Without the property investor having to daily ‘be there, at work,’ (at the building), passive income is money coming in, day-in and day-out. It’s called rent payment.
For a share market investor, passive income is also money coming in, day-in and day-out, without the share market investor having to ‘be there,’ at work. It’s called a dividend payment. There are major benefits to property ownership/investment:
- Ownership of a tangible asset, real estate – a property with a building on it;
- Most people can tell by inspection whether or not a property and building looks well built, well maintained and durable;
- The idea is easy to grasp. Buy a building – get a tenant, collect the rent;
- Generally, getting in or out of property investment is straight forward and usually without any financial losses;
- Because it’s an easy idea to grasp, most modest-sized property investors ‘manage’ their own rentals;
- Financial Institutions are usually keener to lend money on property than other forms of investment;
- Tax deductions are more readily available on property than on other forms of investment;
- While providing immediate rental income and tax deductions, real estate usually appreciates (goes up) in value.
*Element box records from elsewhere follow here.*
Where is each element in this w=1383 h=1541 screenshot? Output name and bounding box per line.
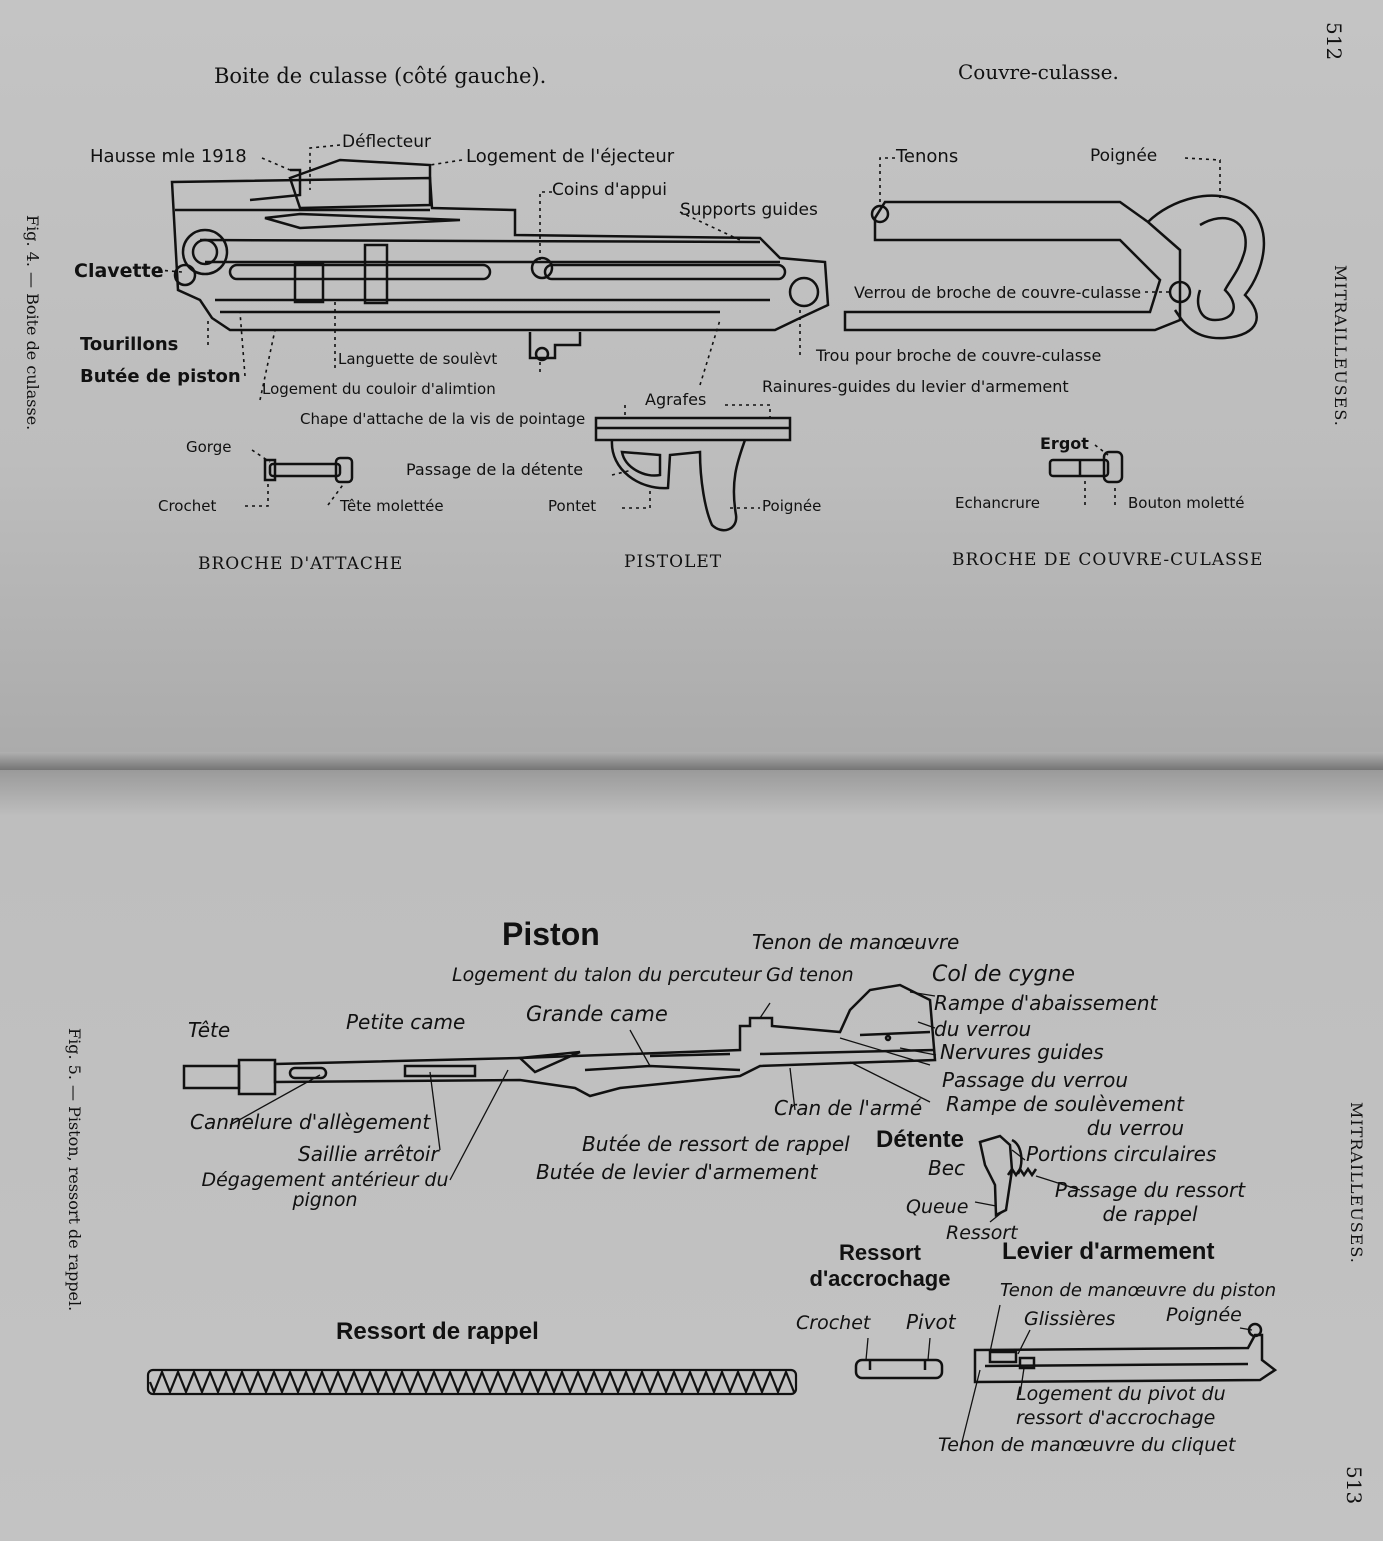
label-rampe-soulevement: Rampe de soulèvement du verrou	[946, 1092, 1184, 1140]
label-grande-came: Grande came	[526, 1002, 668, 1026]
levier-drawing	[973, 1322, 1278, 1384]
ressort-accrochage-drawing	[854, 1358, 944, 1380]
label-petite-came: Petite came	[346, 1010, 466, 1034]
page-512: 512 MITRAILLEUSES. Fig. 4. — Boite de cu…	[0, 0, 1383, 770]
title-detente: Détente	[876, 1126, 965, 1153]
label-tenon-piston: Tenon de manœuvre du piston	[1000, 1280, 1277, 1301]
broche-attache-drawing	[263, 456, 354, 484]
label-butee-piston: Butée de piston	[80, 366, 241, 387]
label-tete-molettee: Tête molettée	[340, 497, 444, 515]
label-poignee-levier: Poignée	[1166, 1304, 1242, 1326]
label-tenon-manoeuvre: Tenon de manœuvre	[752, 930, 960, 954]
label-gd-tenon: Gd tenon	[766, 964, 854, 986]
label-passage-detente: Passage de la détente	[406, 460, 584, 479]
label-butee-ressort: Butée de ressort de rappel	[582, 1132, 850, 1156]
label-passage-ressort: Passage du ressort de rappel	[1054, 1178, 1246, 1226]
label-nervures: Nervures guides	[940, 1040, 1104, 1064]
label-coins-appui: Coins d'appui	[552, 180, 667, 200]
label-trou-broche: Trou pour broche de couvre-culasse	[816, 346, 1102, 365]
label-crochet-bottom: Crochet	[796, 1312, 871, 1334]
label-col-cygne: Col de cygne	[932, 962, 1075, 987]
title-broche-attache: BROCHE D'ATTACHE	[198, 554, 404, 574]
label-logement-pivot: Logement du pivot du ressort d'accrochag…	[1016, 1383, 1226, 1429]
label-crochet-top: Crochet	[158, 497, 217, 515]
label-logement-ejecteur: Logement de l'éjecteur	[466, 146, 675, 167]
piston-tete	[182, 1064, 241, 1090]
label-ergot: Ergot	[1040, 434, 1089, 453]
label-portions: Portions circulaires	[1026, 1142, 1217, 1166]
label-languette: Languette de soulèvt	[338, 350, 498, 368]
label-echancrure: Echancrure	[955, 494, 1040, 512]
label-gorge: Gorge	[186, 438, 232, 456]
label-cran-arme: Cran de l'armé	[774, 1096, 923, 1120]
title-levier: Levier d'armement	[1002, 1238, 1215, 1265]
label-chape: Chape d'attache de la vis de pointage	[300, 410, 586, 428]
label-hausse: Hausse mle 1918	[90, 146, 247, 167]
label-verrou-broche: Verrou de broche de couvre-culasse	[854, 283, 1142, 302]
receiver-drawing	[157, 144, 1266, 532]
title-cover: Couvre-culasse.	[958, 60, 1119, 84]
broche-couvre-drawing	[1048, 450, 1124, 484]
label-rampe-abaissement: Rampe d'abaissement du verrou	[934, 991, 1158, 1041]
label-clavette: Clavette	[74, 260, 164, 282]
label-logement-couloir: Logement du couloir d'alimtion	[262, 380, 496, 398]
label-cannelure: Cannelure d'allègement	[190, 1110, 431, 1134]
title-receiver: Boite de culasse (côté gauche).	[214, 64, 547, 88]
title-ressort-rappel: Ressort de rappel	[336, 1318, 539, 1345]
label-bec: Bec	[928, 1156, 966, 1180]
label-deflecteur: Déflecteur	[342, 132, 431, 152]
label-poignee-cover: Poignée	[1090, 146, 1158, 166]
label-pivot: Pivot	[906, 1310, 956, 1334]
cover-drawing	[843, 194, 1266, 340]
page-513: Fig. 5. — Piston, ressort de rappel. MIT…	[0, 770, 1383, 1541]
label-butee-levier: Butée de levier d'armement	[536, 1160, 818, 1184]
label-degagement: Dégagement antérieur du pignon	[201, 1169, 449, 1211]
label-logement-talon: Logement du talon du percuteur	[452, 964, 762, 986]
ressort-rappel-drawing	[146, 1368, 798, 1396]
label-glissieres: Glissières	[1024, 1308, 1116, 1330]
label-tenons: Tenons	[896, 146, 959, 167]
label-tourillons: Tourillons	[80, 334, 179, 355]
title-pistolet: PISTOLET	[624, 552, 723, 572]
label-agrafes: Agrafes	[645, 390, 707, 409]
label-saillie: Saillie arrêtoir	[298, 1142, 439, 1166]
label-supports-guides: Supports guides	[680, 200, 818, 220]
label-passage-verrou: Passage du verrou	[942, 1068, 1128, 1092]
title-piston: Piston	[502, 916, 600, 952]
piston-drawing	[146, 983, 1278, 1451]
title-ressort-accrochage: Ressort d'accrochage	[809, 1240, 951, 1291]
label-tenon-cliquet: Tenon de manœuvre du cliquet	[938, 1434, 1236, 1456]
title-broche-couvre: BROCHE DE COUVRE-CULASSE	[952, 550, 1264, 570]
label-queue: Queue	[906, 1196, 969, 1218]
detente-drawing	[978, 1134, 1038, 1217]
label-poignee-pistolet: Poignée	[762, 497, 822, 515]
label-bouton-molette: Bouton moletté	[1128, 494, 1245, 512]
label-tete: Tête	[188, 1018, 231, 1042]
label-pontet: Pontet	[548, 497, 597, 515]
receiver-body	[170, 176, 830, 332]
label-rainures: Rainures-guides du levier d'armement	[762, 377, 1069, 396]
pistolet-drawing	[594, 416, 792, 532]
label-ressort: Ressort	[946, 1222, 1018, 1244]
Of course, those are a few simple points. There are also repairs and maintenance, mortgage payments, rates bills, insurance costs and so on, to consider.
Nothing is certain. Tenants may fail to pay the rent. Share markets may collapse. Buildings can be damaged. Individuals companies can have their share price shrink unexpectedly. The back-and-forth of the pros and cons of each, as passive income generators, goes on, endlessly.